番組では、世界の調査機関が究明しつつある内容を紹介していますが、実はこれ、「i-SOON文書」に含まれていた全てのファイルを取材班でつぶさに調べた上で、各国の機関などに協力を要請し、調べているようなので、オリジナルの報道といえます。さらに、NHKの取材班による独自調査の内容もかなり含まれていて、各国のメディアでもまだ報道されていない内容を発信しています。

例えば、台湾の名門「政治大学」のサーバーへの執拗な攻撃や、その調査を行っている台湾当局への取材なども独自のもので、比較的セキュリティーが弱い学術機関が狙われていることなども明らかにしています。これは台湾の大手メディアでさえ報じていないものです。

よく取材が困難なはずの当局の内部まで撮れたものだな、と思いましたが、聞き及ぶところによると、文書の流出以前から、サイバーセキュリティーの問題で台湾のさまざまなセクションを取材してきた成果のようで、NHKスペシャルの面目躍如といったところでしょうか。

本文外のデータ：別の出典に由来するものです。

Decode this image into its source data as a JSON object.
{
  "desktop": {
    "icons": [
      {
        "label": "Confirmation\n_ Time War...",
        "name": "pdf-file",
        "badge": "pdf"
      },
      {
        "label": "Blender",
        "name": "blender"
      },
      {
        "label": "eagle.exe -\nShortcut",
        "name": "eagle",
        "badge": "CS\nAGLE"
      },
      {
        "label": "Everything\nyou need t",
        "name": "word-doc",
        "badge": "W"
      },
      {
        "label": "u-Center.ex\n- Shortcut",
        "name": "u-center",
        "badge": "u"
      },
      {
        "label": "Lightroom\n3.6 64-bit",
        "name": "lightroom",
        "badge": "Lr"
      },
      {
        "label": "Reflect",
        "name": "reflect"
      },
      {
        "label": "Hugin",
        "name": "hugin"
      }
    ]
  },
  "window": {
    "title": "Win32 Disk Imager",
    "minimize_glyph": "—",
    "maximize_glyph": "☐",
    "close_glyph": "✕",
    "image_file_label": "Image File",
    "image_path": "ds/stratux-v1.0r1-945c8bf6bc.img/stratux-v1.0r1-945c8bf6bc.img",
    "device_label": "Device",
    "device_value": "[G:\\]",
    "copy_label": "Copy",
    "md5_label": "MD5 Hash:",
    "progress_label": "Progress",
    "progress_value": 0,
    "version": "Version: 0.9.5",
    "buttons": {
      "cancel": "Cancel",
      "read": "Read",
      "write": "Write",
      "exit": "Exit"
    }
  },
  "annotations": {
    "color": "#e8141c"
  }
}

元人民解放軍の戦略支援部隊に所属していた亡命者への直撃取材なども興味深いものですが、白眉はやはり「認知戦」に関する取材でしょう。

「認知戦」とは、ネットの情報で人々の行動を誘導してしまうものです。番組では、台湾で起きたインドからの労働者の受け入れ反対のデモの背景には、実は「インドからの労働者を受け入れれば、性暴力の増加につながる」という中国からのディスインフォメーションがあり、若者の不安を煽って人々を動かした可能性があると分析しています。

ネットの誤情報、偽情報は問題になっていますが、国が急務として力を入れるべきは、「官製ファクトチェック」などという別のリスクを発生させてしまうものではなく、この「認知戦」対策ではないでしょうか。

この番組はNHKプラスで9月29日午後9:49まで視聴できます。

調査報道 新世紀 File5 ミャンマー軍を支える巨大な闇

NHKはこの番組の前日の21日にも、調査報道新世紀シリーズの第5弾を放送しました。こちらは、ミャンマーの軍政を誰が支えているかに迫ろうという報道です。

OSINTの手法を実直に使った取り組みや、各社の報道も極めて少なくなったミャンマーに光を当て続けている点については、評価すべき番組だと思いました。

ただ、ミャンマーをウオッチしている人にとっては正直、既視感のあるパートもあったかと思います。私もこの番組に登場する人などからすでに聞いていた話がありましたし、そうした専門のサイトで発信されていた情報もありました。とはいえ、ODAの名のもとに行われている事業が実は軍のためになっていることを示すために、列車が塗り替えられていることを暴いた取材などは、非常に興味深く見られました。